Christine Hancock, general secretary of the Royal College of Nursing, welcomed Frank Dobson's aid package but said the government needs to concentrate on the long-term under lying causes of the crisis.
"The government has got to address the nursing shortage crisis and how the NHS can provide more care closer to people's homes to prevent this situation arising again."
The growing nursing shortage was highlighted last month when figures were released showing that the amount the NHS now spends on agency nurses has risen sharply.
The figures were given in reply to a parliamentary question from Liberal Democrat MP Simon Hughes.
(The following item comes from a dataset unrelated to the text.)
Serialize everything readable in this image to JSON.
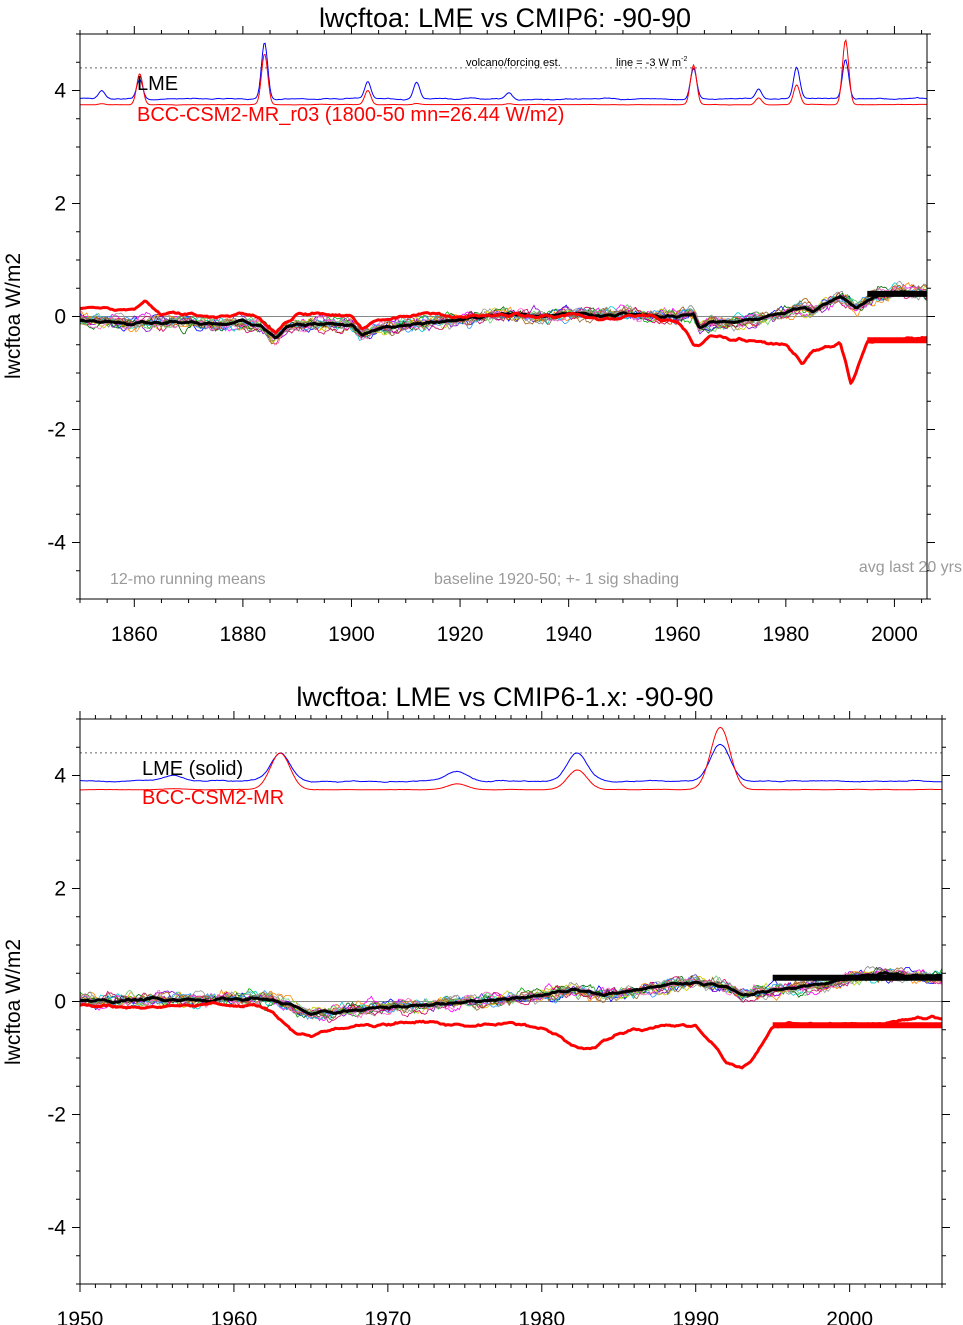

They showed that last year the NHS bill for agency nurses -- used as emergency stand-ins by understaffed hospitals -- was £216 million, compared to £121 million in 1991-2.
Simon Hughes said the figures underline the extent of the recruitment crisis within the NHS. He said the situation was so bad that some NHS trusts in Leeds are having to pay agency nurses to travel from London because they cannot recruit locally.
He said: "There are now so few NHS nurses that the private sector is cashing in by filling the vacancies. This is a nonsense. Money must be spent recruiting badly needed NHS nurses, not paying for private ones. "Cash-strapped hospital trusts are having to pay private nurses inflated rates to keep wards open. After last year's staged pay awards and precious little success in recruiting new nurses. The government is to blame."
Nursing unions have warned time and time again that low pay for nurses will lead to a crisis in recruitment but both Tory and Labour governments have ignored them.
Kingston Hospital in London has paid for 17 nurses to be flown in from the Philippines after its accident and emergency department was so busy last weekend that patients had to be treated in the backs of ambulances parked outside.
This is no way to run a health service. It must be cheaper to
raise nurses' pay and recruit more here than to pay for them to be shipped
in from the other side of the world.